On Tuesday, New York Times CEO Meredith Levien made the kind of big statement about the state of the media — and really, society as a whole and democracy as it has come to operate — that you hope to hear from a media executive. Not because it’s necessarily right or optimistic, but because it draws a pretty clear line between Us and Them. “The internet has failed us as a society in a lot of ways around information that gets you to understanding, or to engage in a productive and fruitful way with the world,” she said in an interview with Scott Galloway at the Pivot MIA conference being co-hosted by Galloway and Kara Swisher this week in Miami.

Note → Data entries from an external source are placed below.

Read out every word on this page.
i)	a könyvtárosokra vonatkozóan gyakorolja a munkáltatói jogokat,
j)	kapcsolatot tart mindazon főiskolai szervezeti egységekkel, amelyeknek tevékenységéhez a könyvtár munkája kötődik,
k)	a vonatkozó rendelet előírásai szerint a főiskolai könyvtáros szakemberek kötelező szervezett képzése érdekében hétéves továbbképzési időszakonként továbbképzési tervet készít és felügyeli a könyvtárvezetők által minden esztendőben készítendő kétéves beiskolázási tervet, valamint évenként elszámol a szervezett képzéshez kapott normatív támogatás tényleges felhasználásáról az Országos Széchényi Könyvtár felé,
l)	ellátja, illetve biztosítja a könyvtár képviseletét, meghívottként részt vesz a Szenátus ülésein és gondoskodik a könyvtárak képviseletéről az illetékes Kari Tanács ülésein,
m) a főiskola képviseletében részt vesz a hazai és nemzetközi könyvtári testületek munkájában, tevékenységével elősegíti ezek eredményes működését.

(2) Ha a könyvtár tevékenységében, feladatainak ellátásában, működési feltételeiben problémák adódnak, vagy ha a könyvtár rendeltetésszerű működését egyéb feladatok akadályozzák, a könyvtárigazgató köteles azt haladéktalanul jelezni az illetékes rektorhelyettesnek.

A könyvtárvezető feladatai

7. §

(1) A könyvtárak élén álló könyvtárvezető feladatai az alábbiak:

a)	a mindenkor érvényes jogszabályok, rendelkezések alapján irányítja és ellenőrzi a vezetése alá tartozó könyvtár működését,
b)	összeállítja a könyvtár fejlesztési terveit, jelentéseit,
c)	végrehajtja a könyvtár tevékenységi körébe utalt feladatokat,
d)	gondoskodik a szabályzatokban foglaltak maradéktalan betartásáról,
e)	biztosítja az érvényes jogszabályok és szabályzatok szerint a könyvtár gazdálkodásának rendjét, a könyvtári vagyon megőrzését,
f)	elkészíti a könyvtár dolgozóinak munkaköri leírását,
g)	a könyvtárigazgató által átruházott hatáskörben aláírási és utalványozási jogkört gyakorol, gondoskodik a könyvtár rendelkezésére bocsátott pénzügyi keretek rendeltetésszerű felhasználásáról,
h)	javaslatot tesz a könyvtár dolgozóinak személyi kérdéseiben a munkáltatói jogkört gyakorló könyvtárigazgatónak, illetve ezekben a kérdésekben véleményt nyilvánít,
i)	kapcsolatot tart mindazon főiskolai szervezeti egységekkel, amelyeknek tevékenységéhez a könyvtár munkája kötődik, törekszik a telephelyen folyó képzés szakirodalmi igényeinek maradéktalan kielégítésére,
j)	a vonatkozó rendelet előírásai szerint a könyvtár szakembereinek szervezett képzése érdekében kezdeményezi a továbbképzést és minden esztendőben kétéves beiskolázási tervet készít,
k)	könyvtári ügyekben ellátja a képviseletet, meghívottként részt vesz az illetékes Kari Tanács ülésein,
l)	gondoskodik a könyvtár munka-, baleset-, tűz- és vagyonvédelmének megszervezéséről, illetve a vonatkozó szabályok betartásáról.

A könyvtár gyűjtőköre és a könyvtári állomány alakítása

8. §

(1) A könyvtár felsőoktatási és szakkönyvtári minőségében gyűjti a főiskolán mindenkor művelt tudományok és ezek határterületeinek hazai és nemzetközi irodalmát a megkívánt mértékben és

Levien had been asked by Galloway about the Times winning in court against Sarah Palin’s libel lawsuit hours earlier. He quizzed her about the difference between the Times’ 2017 editorial that falsely linked Palin to the assassination attempt on Gabby Giffords to the slurry of libelous charges that anyone can find on sites like Twitter and Facebook.
“It’s a moment for institutions that can sort of uphold the requirements of a relationship with individuals and with a society to help them get on the journey to truth,” she said. “I don’t believe that’s what platforms do. They make software for anyone to be able to publish content, which is a totally different thing.”

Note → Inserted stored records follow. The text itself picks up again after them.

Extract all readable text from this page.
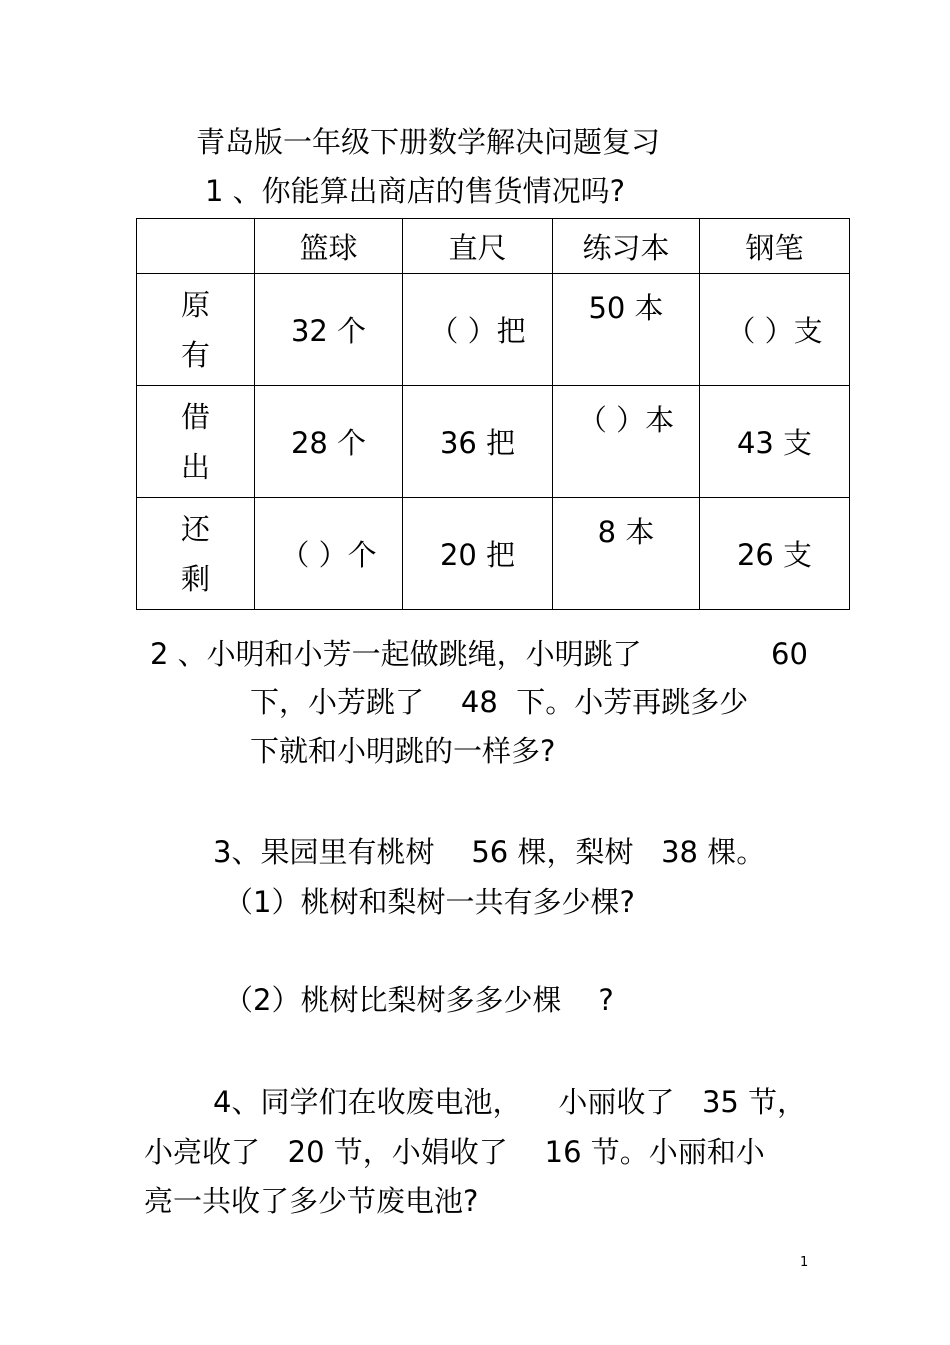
青岛版一年级下册数学解决问题复习
1 、你能算出商店的售货情况吗?
	篮球	直尺	练习本	钢笔

原
有	32 个	（ ）把	50 本	（ ）支

借
出	28 个	36 把	（ ）本	43 支

还
剩	（ ）个	20 把	8 本	26 支
2 、小明和小芳一起做跳绳，小明跳了	60
下，小芳跳了    48  下。小芳再跳多少
下就和小明跳的一样多?
3、果园里有桃树    56 棵，梨树   38 棵。
（1）桃树和梨树一共有多少棵?
（2）桃树比梨树多多少棵    ?
4、同学们在收废电池，    小丽收了   35 节，
小亮收了   20 节，小娟收了    16 节。小丽和小
亮一共收了多少节废电池?
1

Platforms is the key word. Palin went to trial right around the time when Spotify — a competitor to the Times that produces its own in-house podcasts — doubled down on backing its biggest talking head, Joe Rogan, after a boycott over him airing false information about COVID vaccines. Levien’s counterpart at the Swedish company, Daniel Ek, took a different tack, essentially saying that they have no responsibility to make sure the information that they distribute is factually correct.

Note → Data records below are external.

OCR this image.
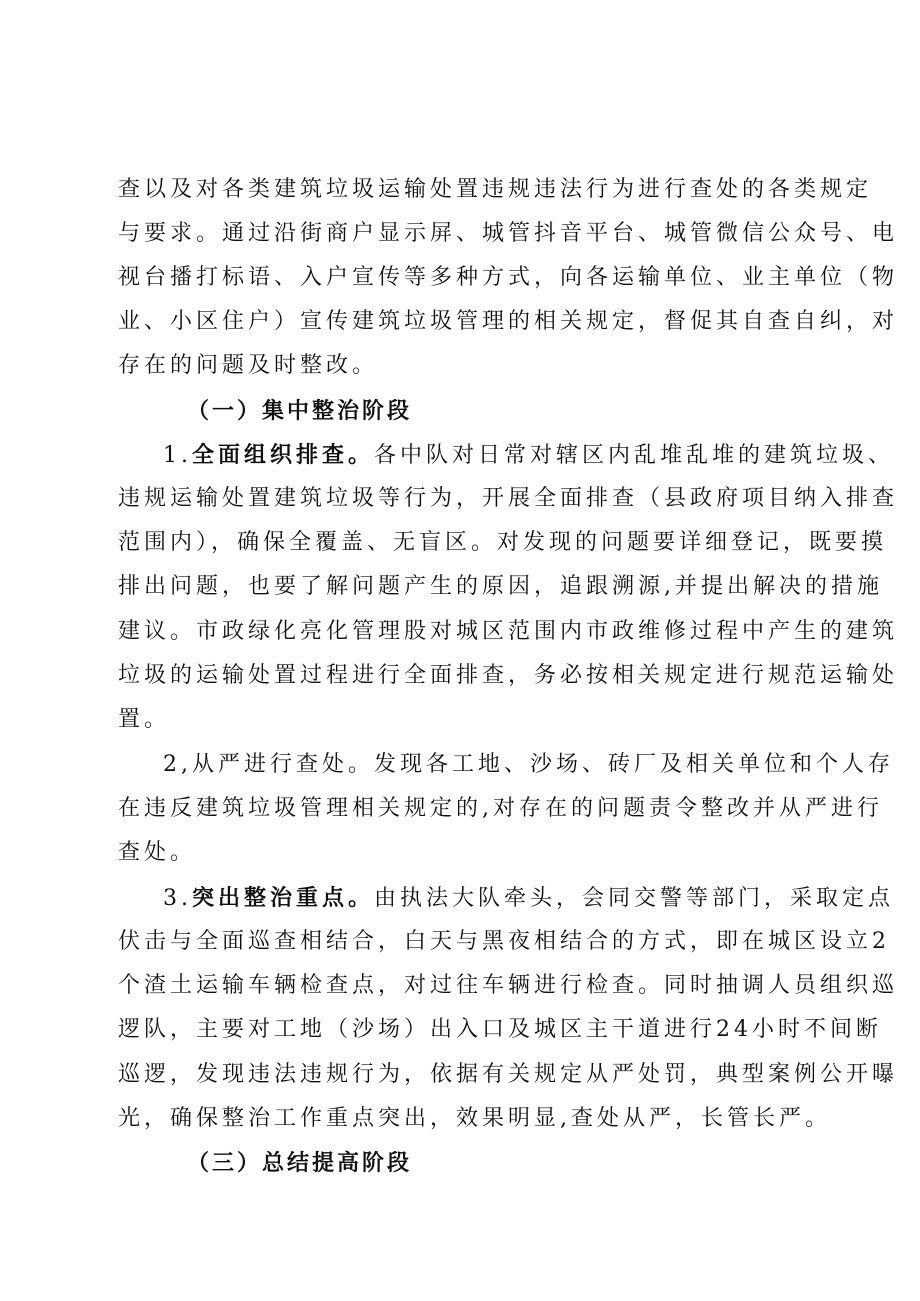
查以及对各类建筑垃圾运输处置违规违法行为进行查处的各类规定
与要求。通过沿街商户显示屏、城管抖音平台、城管微信公众号、电
视台播打标语、入户宣传等多种方式，向各运输单位、业主单位（物
业、小区住户）宣传建筑垃圾管理的相关规定，督促其自查自纠，对
存在的问题及时整改。
（一）集中整治阶段
1.全面组织排查。各中队对日常对辖区内乱堆乱堆的建筑垃圾、
违规运输处置建筑垃圾等行为，开展全面排查（县政府项目纳入排查
范围内），确保全覆盖、无盲区。对发现的问题要详细登记，既要摸
排出问题，也要了解问题产生的原因，追跟溯源,并提出解决的措施
建议。市政绿化亮化管理股对城区范围内市政维修过程中产生的建筑
垃圾的运输处置过程进行全面排查，务必按相关规定进行规范运输处
置。
2,从严进行查处。发现各工地、沙场、砖厂及相关单位和个人存
在违反建筑垃圾管理相关规定的,对存在的问题责令整改并从严进行
查处。
3.突出整治重点。由执法大队牵头，会同交警等部门，采取定点
伏击与全面巡查相结合，白天与黑夜相结合的方式，即在城区设立2
个渣土运输车辆检查点，对过往车辆进行检查。同时抽调人员组织巡
逻队，主要对工地（沙场）出入口及城区主干道进行24小时不间断
巡逻，发现违法违规行为，依据有关规定从严处罚，典型案例公开曝
光，确保整治工作重点突出，效果明显,查处从严，长管长严。
（三）总结提高阶段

Last month, the Times bought the Athletic, which has about 1.2 million subscribers, for $550 million. After that, it bought Wordle for the money left over in its couch cushions. The Times is so big that, in the early months of the pandemic, it had more subscribers in California than either of the state’s two biggest newspapers. Levien reminded Galloway that the Times recently upped its targets from 10 million subscriptions, which it surpassed with the Athletic acquisition, to 15 million subscribers — the kind of growth that you’d think would only come along if Donald Trump became president again.